Last Sunday night, the first episode of the mini-series Killing Jesus scored the largest number of viewers in the entire history of the National Geographic Channel. A couple years ago History Channel’s mini The Bible scored a similar upset; and this year, many anticipate that the sequel to The Bible, A.D.: The Bible Continues, premiering on NBC Easter Sunday night – like The Bible, produced by Survivor creator Mark Burnett and Touched by an Angel star Roma Downey — will be just as successful.

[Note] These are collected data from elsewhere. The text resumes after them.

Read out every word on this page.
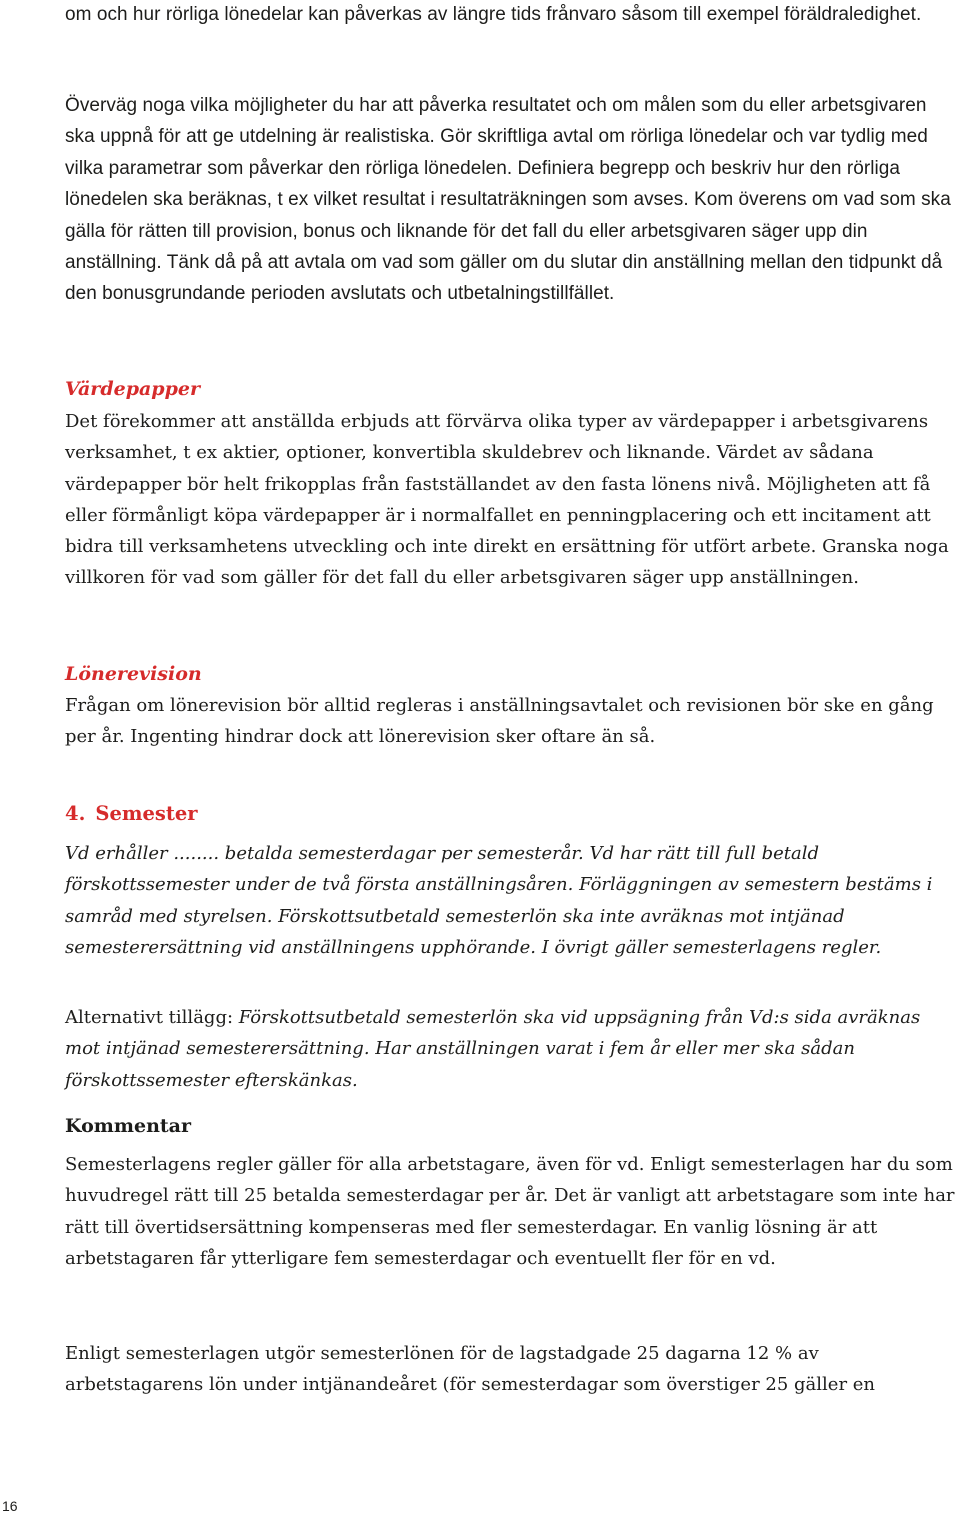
om och hur rörliga lönedelar kan påverkas av längre tids frånvaro såsom till exempel föräldraledighet.

Överväg noga vilka möjligheter du har att påverka resultatet och om målen som du eller arbetsgivaren ska uppnå för att ge utdelning är realistiska. Gör skriftliga avtal om rörliga lönedelar och var tydlig med vilka parametrar som påverkar den rörliga lönedelen. Definiera begrepp och beskriv hur den rörliga lönedelen ska beräknas, t ex vilket resultat i resultaträkningen som avses. Kom överens om vad som ska gälla för rätten till provision, bonus och liknande för det fall du eller arbetsgivaren säger upp din anställning. Tänk då på att avtala om vad som gäller om du slutar din anställning mellan den tidpunkt då den bonusgrundande perioden avslutats och utbetalningstillfället.

Värdepapper

Det förekommer att anställda erbjuds att förvärva olika typer av värdepapper i arbetsgivarens verksamhet, t ex aktier, optioner, konvertibla skuldebrev och liknande. Värdet av sådana värdepapper bör helt frikopplas från fastställandet av den fasta lönens nivå. Möjligheten att få eller förmånligt köpa värdepapper är i normalfallet en penningplacering och ett incitament att bidra till verksamhetens utveckling och inte direkt en ersättning för utfört arbete. Granska noga villkoren för vad som gäller för det fall du eller arbetsgivaren säger upp anställningen.

Lönerevision

Frågan om lönerevision bör alltid regleras i anställningsavtalet och revisionen bör ske en gång per år. Ingenting hindrar dock att lönerevision sker oftare än så.

4. Semester

Vd erhåller ........ betalda semesterdagar per semesterår. Vd har rätt till full betald förskottssemester under de två första anställningsåren. Förläggningen av semestern bestäms i samråd med styrelsen. Förskottsutbetald semesterlön ska inte avräknas mot intjänad semesterersättning vid anställningens upphörande. I övrigt gäller semesterlagens regler.

Alternativt tillägg: Förskottsutbetald semesterlön ska vid uppsägning från Vd:s sida avräknas mot intjänad semesterersättning. Har anställningen varat i fem år eller mer ska sådan förskottssemester efterskänkas.

Kommentar

Semesterlagens regler gäller för alla arbetstagare, även för vd. Enligt semesterlagen har du som huvudregel rätt till 25 betalda semesterdagar per år. Det är vanligt att arbetstagare som inte har rätt till övertidsersättning kompenseras med fler semesterdagar. En vanlig lösning är att arbetstagaren får ytterligare fem semesterdagar och eventuellt fler för en vd.

Enligt semesterlagen utgör semesterlönen för de lagstadgade 25 dagarna 12 % av arbetstagarens lön under intjänandeåret (för semesterdagar som överstiger 25 gäller en

16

And not to be outdone, CBS is offering The Dovekeepers, a mini-series about the heroic Jewish defiance of the Roman siege of Masada in 73 A.D.
While it’s wonderful that the Easter holiday is filled with positive and family-friendly programming, it is unfortunate that such programming comes around only twice a year (Easter and Christmas). Recently, NBC President of Entertainment Jennifer Salke said in apparent astonishment, “There was a misconception of looking at those things as being niche and not realizing they actually represent an enormous part of our country that is not finding programming that speaks specifically to them.”
According to the U.S. Census, approximately 75% of Americans describe themselves as Christians. It would seem to be a no-brainer for ratings-starved networks to appeal to a “niche” which makes up three-quarters of the nation – but by and large, they don’t. Maybe the “daring” and “edgy” creative programmers and network executives in Manhattan and Hollywood out to come out of their bubbles a little more often, and take a chance on airing programming the overwhelming majority of the country actually wants to see.